International trade in goods is expected to continue its nosedive in the coming months as economies struggle to recover from lockdown measures used to slow the outbreak of the rampaging COVID-19 pandemic.
UNCTAD’s Director of International Trade, Pamela
“there is still a lot of uncertainty about the possibility of any economic recovery in the second half of the year.
“International trade is likely to remain below the levels observed in 2019,” she adds, “but how far depends on the pandemic’s evolution and the type and extent of the policies governments adopt as the try to restart their economies.”
The latest UNCTAD figures were featured in the first edition of the Global Trade Update, the organisation’s new quarterly report providing a comprehensive snapshot of international commerce and the main issues affecting trade flows.
An increasingly worrying scenario for developing countries
Although the coronavirus-induced trade slowdown has spared no one, forecasts show a particularly rapid deterioration for developing countries. While South-South trade saw a drop of just 2% in the first quarter of the year, UNCTAD data shows a dramatic 14 per cent fall in April.
“For developing countries, while declines in exports are likely driven by reduced demand in destination markets, declines in imports may indicate not only reduced demand but also exchange rate movements, concerns regarding debt and a shortage of foreign currency”, the report says.
Preliminary data for April suggests the sharpest downturn for South Asia and the Middle East, which could register trade declines of up to 40 percent. Meanwhile, the East Asia and the Pacific regions appear to have fared best, with trade drops remaining in the single digits both in the first quarter of 2020 as well as in April.
China appears to have fared better than other major economies in April, registering 3% growth for exports. But the most recent data indicates that the recovery may be short-lived, as the nation’s imports and exports fell by about 8% in May.
Automotive and energy sectors collapse, agri-foods stabilise
The report shows that economic disruptions wrought by COVID-19 have affected some sectors significantly more than others.
In the first quarter of 2020, textiles and apparel declined by almost 12 percent, while office machinery and automotive sectors fell by about eight percent. In contrast, the value of international trade in the agri-food sector, which has so far been the least volatile, grew by about two percent.

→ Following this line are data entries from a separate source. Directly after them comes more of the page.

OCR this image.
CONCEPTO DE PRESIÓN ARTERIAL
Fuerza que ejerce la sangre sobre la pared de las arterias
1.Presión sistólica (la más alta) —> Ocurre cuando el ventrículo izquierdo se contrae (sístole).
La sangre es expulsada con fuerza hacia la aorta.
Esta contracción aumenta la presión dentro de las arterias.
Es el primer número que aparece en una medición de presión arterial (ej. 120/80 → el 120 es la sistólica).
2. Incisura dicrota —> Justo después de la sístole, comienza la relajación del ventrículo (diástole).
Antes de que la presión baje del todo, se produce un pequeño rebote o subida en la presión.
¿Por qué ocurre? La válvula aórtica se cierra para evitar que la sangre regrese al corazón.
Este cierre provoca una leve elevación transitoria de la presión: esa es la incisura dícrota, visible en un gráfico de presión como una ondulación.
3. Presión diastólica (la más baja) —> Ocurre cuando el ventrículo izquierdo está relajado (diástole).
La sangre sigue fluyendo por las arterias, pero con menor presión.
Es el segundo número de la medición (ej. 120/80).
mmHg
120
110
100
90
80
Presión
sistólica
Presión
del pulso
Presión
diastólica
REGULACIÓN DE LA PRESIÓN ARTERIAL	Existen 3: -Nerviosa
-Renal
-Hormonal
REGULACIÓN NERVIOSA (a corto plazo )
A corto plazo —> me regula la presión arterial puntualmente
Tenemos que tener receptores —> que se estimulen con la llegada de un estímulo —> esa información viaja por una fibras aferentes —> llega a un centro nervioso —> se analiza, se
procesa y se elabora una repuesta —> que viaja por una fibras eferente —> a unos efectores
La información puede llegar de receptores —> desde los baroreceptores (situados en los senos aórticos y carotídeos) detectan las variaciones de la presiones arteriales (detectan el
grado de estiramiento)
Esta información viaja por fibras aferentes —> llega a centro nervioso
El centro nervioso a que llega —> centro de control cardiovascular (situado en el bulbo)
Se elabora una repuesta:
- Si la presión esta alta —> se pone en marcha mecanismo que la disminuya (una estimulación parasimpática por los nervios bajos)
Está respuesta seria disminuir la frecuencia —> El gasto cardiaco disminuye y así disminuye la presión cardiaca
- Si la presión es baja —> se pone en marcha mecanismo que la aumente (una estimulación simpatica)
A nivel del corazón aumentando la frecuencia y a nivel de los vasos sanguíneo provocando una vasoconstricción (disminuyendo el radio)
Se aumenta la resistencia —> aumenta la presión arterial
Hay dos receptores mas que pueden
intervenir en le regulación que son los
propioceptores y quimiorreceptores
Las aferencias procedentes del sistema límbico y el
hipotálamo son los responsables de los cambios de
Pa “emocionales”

Preliminary data for April indicates further declines in most sectors, with a very sharp contraction in the trade of energy (-40%) and automotive (-50%) products. Significant decreases are also observed in chemicals, machineries and precision instruments, with drops above 10%.
On the other hand, office machinery appears to have rebounded in April, largely because of China’s positive export performance.
“In general, the variance across sectors”, the report says,
“has been driven by decreases in demand and disruptions of supply capacity and global value chains due to COVID-19.”
A notable side effect of the COVID-19 pandemic has been the increase in demand for medical goods and equipment, such as ventilators, monitors, thermometers, hand sanitizers, protective masks and garments.
While the international trade of such goods contracted at the onset of the pandemic, it rebounded in February and March and almost doubled in April 2020, as countries scrambled to secure medical and protective equipment.
The flow of imports and exports, the report says, followed the spread of the virus.
For example, the first two months of 2020 saw an increase in Chinese domestic demand, resulting in a jump in medical product imports, primarily from Europe and the United States, which had not yet been significantly hit by the pandemic.
In the meantime, Chinese exports of such equipment dropped by 15% as national production shifted towards satisfying a domestic need.
Data for March shows that as the pandemic took hold in Europe, imports of medical equipment jumped by 21 per cent in the region while continuing to increase in China (41%).
Then in April, as COVID-19 eased its grip on China and continued its spread across the globe, Chinese exports of medical equipment surged by a staggering 338%, driven primarily by exports of protective equipment.
The month’s data for the United States reflects the spread of COVID-19 within the nation, with medical product imports increasing by almost 60 per cent while exports declined by approximately 20 per cent.